И тут Алферов не выдержал.
— А немцы близко? — спросил как можно спокойнее, намекая, что не спал, что он тоже участник их разговора, хотя и молчаливый.
— Предстоит встретиться, — ответил комполка. — Простите, мне пора. Отсыпайтесь, товарищи. Утром по росе выезд. — И, мягко прошуршав хвойными ветками, вышел.

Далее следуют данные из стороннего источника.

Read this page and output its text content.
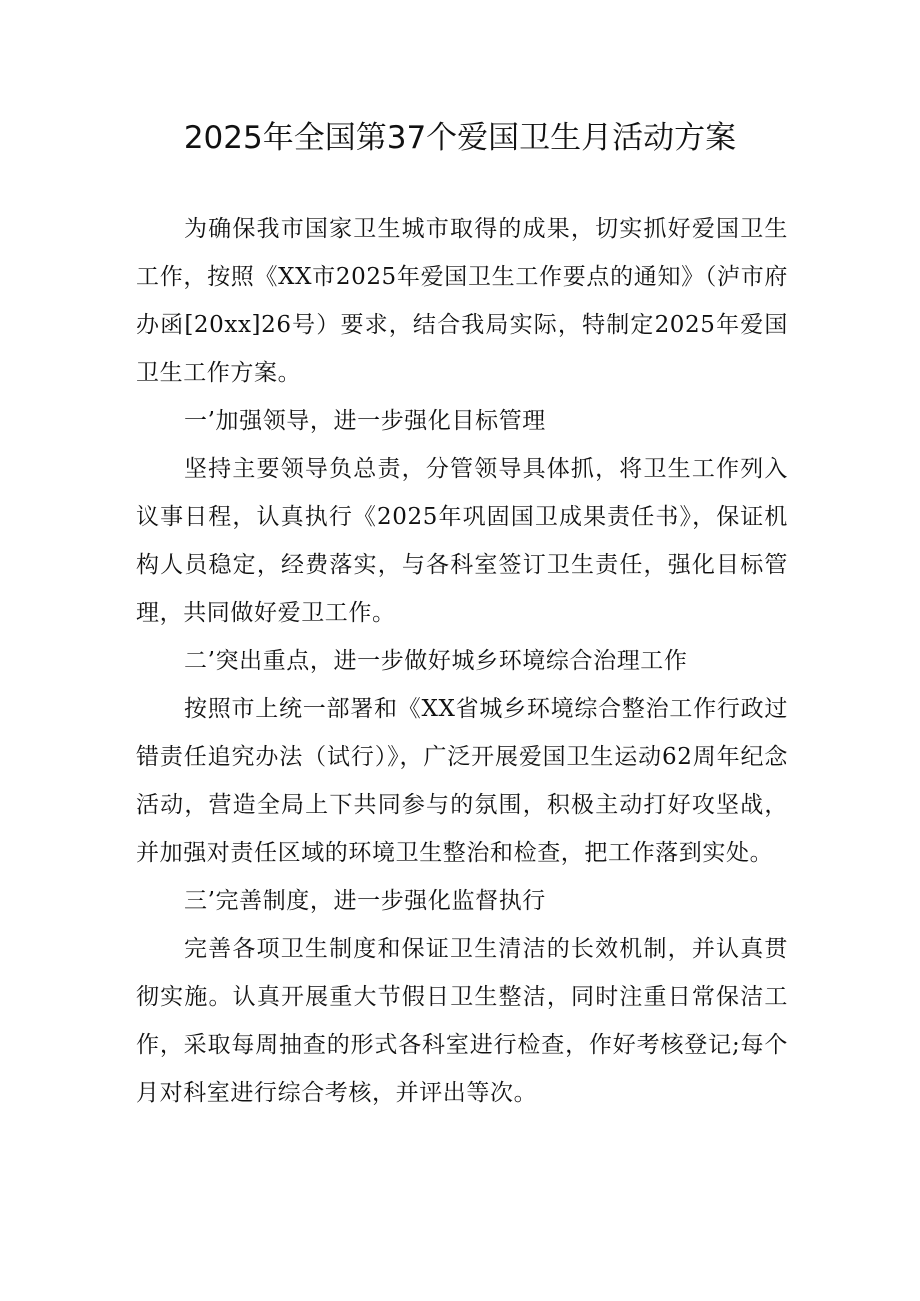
2025年全国第37个爱国卫生月活动方案

为确保我市国家卫生城市取得的成果，切实抓好爱国卫生工作，按照《XX市2025年爱国卫生工作要点的通知》（泸市府办函[20xx]26号）要求，结合我局实际，特制定2025年爱国卫生工作方案。

一’加强领导，进一步强化目标管理

坚持主要领导负总责，分管领导具体抓，将卫生工作列入议事日程，认真执行《2025年巩固国卫成果责任书》，保证机构人员稳定，经费落实，与各科室签订卫生责任，强化目标管理，共同做好爱卫工作。

二’突出重点，进一步做好城乡环境综合治理工作

按照市上统一部署和《XX省城乡环境综合整治工作行政过错责任追究办法（试行）》，广泛开展爱国卫生运动62周年纪念活动，营造全局上下共同参与的氛围，积极主动打好攻坚战，并加强对责任区域的环境卫生整治和检查，把工作落到实处。

三’完善制度，进一步强化监督执行

完善各项卫生制度和保证卫生清洁的长效机制，并认真贯彻实施。认真开展重大节假日卫生整洁，同时注重日常保洁工作，采取每周抽查的形式各科室进行检查，作好考核登记;每个月对科室进行综合考核，并评出等次。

Со свету все вокруг было черно. Лишь вверху — звездное решето неба. Звякнуло кольцо на винтовке часового, стоявшего где-то рядом, в засасывающей черноте ночного леса. «Снял с плеча винтовку, — определил комполка. — А старик артист — заноза. Вопросы с подкавыкой. Со «вторым планом», — вспомнил он выражение Павла. — Однако не озябли бы в кузове». Он шагнул в плотную тишину между деревьями, и темень, словно глубокая вода, сошлась за его спиной.
* * *
— Ты знаешь, я давно не спал под открытым небом, — ерзая на сбившемся под брезентом сене, прошептал Павел. — И совсем спать неохота.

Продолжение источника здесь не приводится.